Successfully built Bento(tag="e5_base:1.0.0").

Possible next steps:

 * Containerize your Bento with `bentoml containerize`:
    $ bentoml containerize e5_base:1.0.0

 * Push to BentoCloud with `bentoml push`:
    $ bentoml push e5_base:1.0.0
$ bentoml list
Tag            Size      Creation Time       
 e5_base:1.0.0  1.06 GiB  2023-07-11 10:09:55

After bento is saved, we can serve bento right away

$ bentoml serve e5_base:1.0.0
2023-07-11T10:26:44+0000 [INFO] [cli] Environ for worker 0: set CPU thread count to 2
2023-07-11T10:26:44+0000 [INFO] [cli] Environ for worker 0: set CPU thread count to 2
2023-07-11T10:26:44+0000 [INFO] [cli] Prometheus metrics for HTTP BentoServer from "e5_base:1.0.0" can be accessed at <http://localhost:3000/metrics>.
2023-07-11T10:26:44+0000 [INFO] [cli] Starting production HTTP BentoServer from "e5_base:1.0.0" listening on <http://0.0.0.0:3000> (Press CTRL+C to quit)

Build docker image

Since bentoml is saved, docker image can be automatically generated with bentoml containerize command.
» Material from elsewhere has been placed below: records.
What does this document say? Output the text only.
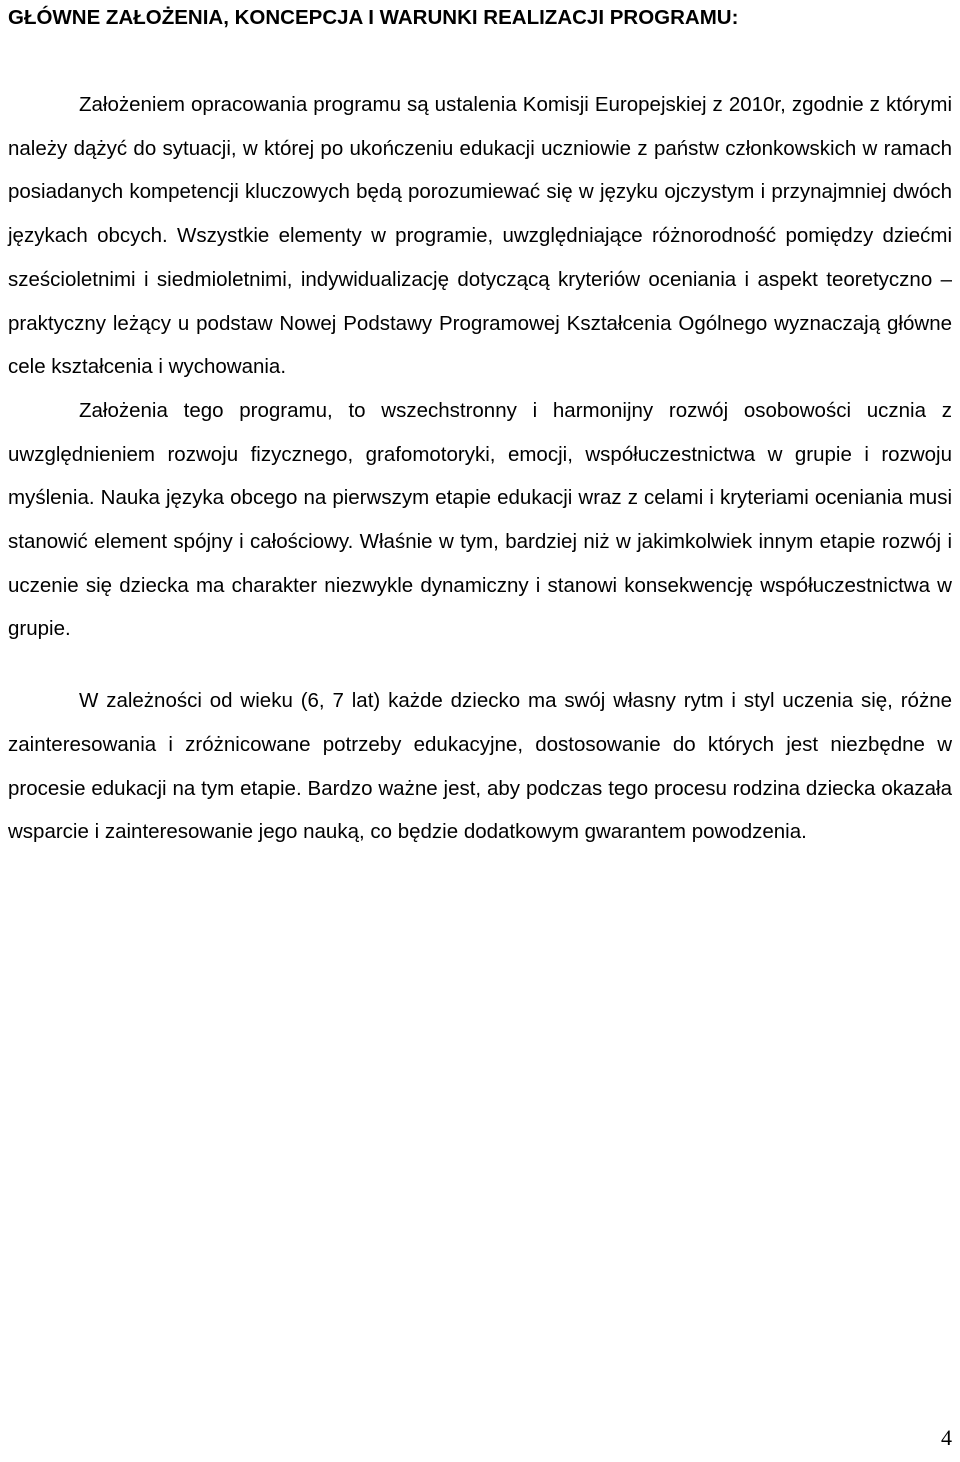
GŁÓWNE ZAŁOŻENIA, KONCEPCJA I WARUNKI REALIZACJI PROGRAMU:

Założeniem opracowania programu są ustalenia Komisji Europejskiej z 2010r, zgodnie z którymi należy dążyć do sytuacji, w której po ukończeniu edukacji uczniowie z państw członkowskich w ramach posiadanych kompetencji kluczowych będą porozumiewać się w języku ojczystym i przynajmniej dwóch językach obcych. Wszystkie elementy w programie, uwzględniające różnorodność pomiędzy dziećmi sześcioletnimi i siedmioletnimi, indywidualizację dotyczącą kryteriów oceniania i aspekt teoretyczno – praktyczny leżący u podstaw Nowej Podstawy Programowej Kształcenia Ogólnego wyznaczają główne cele kształcenia i wychowania.

Założenia tego programu, to wszechstronny i harmonijny rozwój osobowości ucznia z uwzględnieniem rozwoju fizycznego, grafomotoryki, emocji, współuczestnictwa w grupie i rozwoju myślenia. Nauka języka obcego na pierwszym etapie edukacji wraz z celami i kryteriami oceniania musi stanowić element spójny i całościowy. Właśnie w tym, bardziej niż w jakimkolwiek innym etapie rozwój i uczenie się dziecka ma charakter niezwykle dynamiczny i stanowi konsekwencję współuczestnictwa w grupie.

W zależności od wieku (6, 7 lat) każde dziecko ma swój własny rytm i styl uczenia się, różne zainteresowania i zróżnicowane potrzeby edukacyjne, dostosowanie do których jest niezbędne w procesie edukacji na tym etapie. Bardzo ważne jest, aby podczas tego procesu rodzina dziecka okazała wsparcie i zainteresowanie jego nauką, co będzie dodatkowym gwarantem powodzenia.

4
$ bentoml containerize e5_base:1.0.0

Successfully built Bento container for "e5_base:1.0.0" with tag(s) "e5_base:1.0.0"
To run your newly built Bento container, run:
    docker run -it --rm -p 3000:3000 e5_base:1.0.0 serve

Now, run created docker image

docker run -it --rm -p 3000:3000 e5_base:1.0.0 serve

As like we served development mode with bentoML cli, it works like charm. Returning embedding response.

Conclusion

In conclusion, building your own text embedding API server using BentoML is a powerful way to leverage the capabilities of text embedding models and provide seamless integration with your applications. By following the steps outlined in this article, you have learned how to write a BentoML Service, save the Bento bundle, and build a Docker image for deployment. This approach offers flexibility, scalability, and ease of use, enabling you to unlock the potential of text embedding in various use cases, such as search engines, recommendation systems, and sentiment analysis. With BentoML, you have the tools at your disposal to create a robust and efficient text embedding API server tailored to your specific needs. Start building your own text embedding solution today and unlock the power of natural language understanding in your applications!